Stanley Kubrick: il cinema di un genio visionario

Breve analisi di alcuni degli aspetti fondamentali del cinema di Stanley Kubrick

Non staremo di certo qui a raccontarci per l’ennesima volta che Stanley Kubrick è stato un vero innovatore e genio visionario del cinema. Basta guardare i suoi film capolavoro per capire di cosa stiamo parlando. Che sia horror, thriller o  drammatico il cinema di Kubrick è sempre stato un passo avanti rispetto ai tempi. Una cura maniacale per i dettagli, per le riprese, per la composizione e le luci di scena. È sicuramente riduttivo ed ingiusto pensare Kubrick come un semplice regista. Le sue doti innate ed acquisite di fotografo di strada hanno profondamente ed irrimediabilmente influenzato la fotografia dei suoi film.

In questo articolo noi di Filmpost abbiamo deciso di analizzare solo alcuni dei tratti che hanno caratterizzato il suo modo di fare cinema senza aver ovviamente la pretesa di analizzare la sua  figura in toto. Sarebbe infatti pretenzioso e tecnicamente problematico discutere nello specifico di ogni film e di ogni qualità di un regista così geniale ed unico. Abbiamo tracciato alcuni punti per tentare di descrivere la figura artistica di Stanley Kubrick.

Prima di addentrarci nell’essenza di questo articolo, dove passeremo in rassegna anche alcuni celebri frame estratti dalle varie pellicole del maestro, vorremo farvi fare solo un piccolo passo indietro…(ndr… tranquilli nessuna galassia lontana lontana…)

Stanley Kubrick: gli anni come fotoreporter di strada

Non tutti sanno che prima di fare cinema, Stanley Kubrick fosse un “semplice” fotografo di strada. La sua formazione inizia proprio nelle strade di New York dove con la sua macchina fotografica cattura momenti di autentica vita quotidiana. A soli diciassette anni Kubrick iniziò a lavorare per Look, noto magazine dell’epoca.
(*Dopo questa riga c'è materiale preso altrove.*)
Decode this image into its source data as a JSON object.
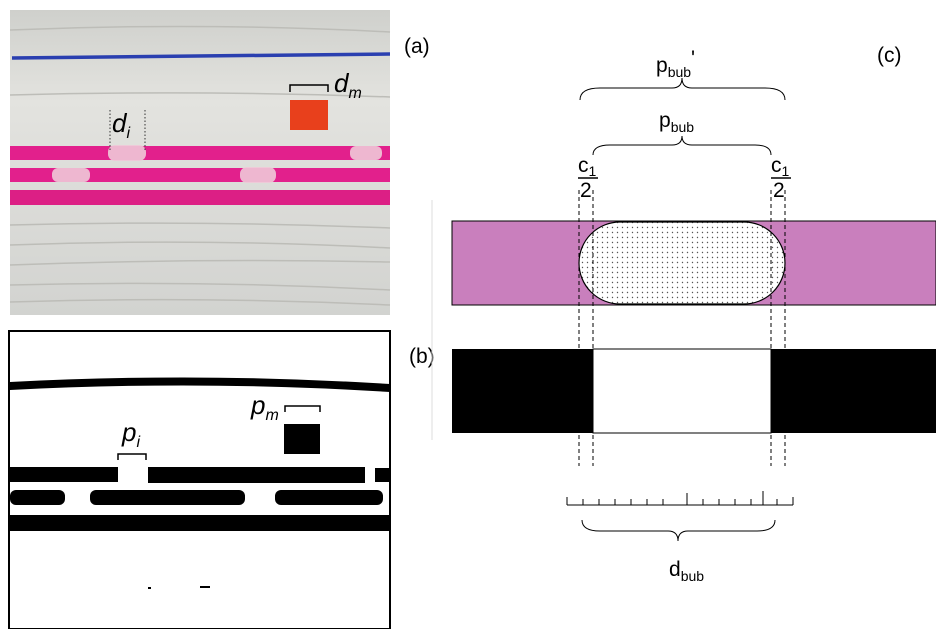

Lo sguardo del nostro giovane fotoreporter si posava prevalentemente sulle persone incontrate per strada; senza alcuna distinzione di genere o razza Kubrick cercava di documentare l’umanità in tutta la sua bellezza e complessità.

Non vi sorprenderà sapere che il “buon” Stanley se la cavava eccellentemente anche come fotografo di strada. Tra i suoi numerosi scatti ce ne sono diversi che non hanno nulla da invidiare a quelli dei fotografi Magnum, nota agenzia leader della fotografia di strada e del fotoreportage (due nomi a caso? Henri-Cartier Bresson e Robert Capa). Se oggi Kubrick non è ricordato come fotografo è solamente perché la sua eccellente carriera da regista ha del tutto oscurato la figura del giovane fotoreporter in formazione.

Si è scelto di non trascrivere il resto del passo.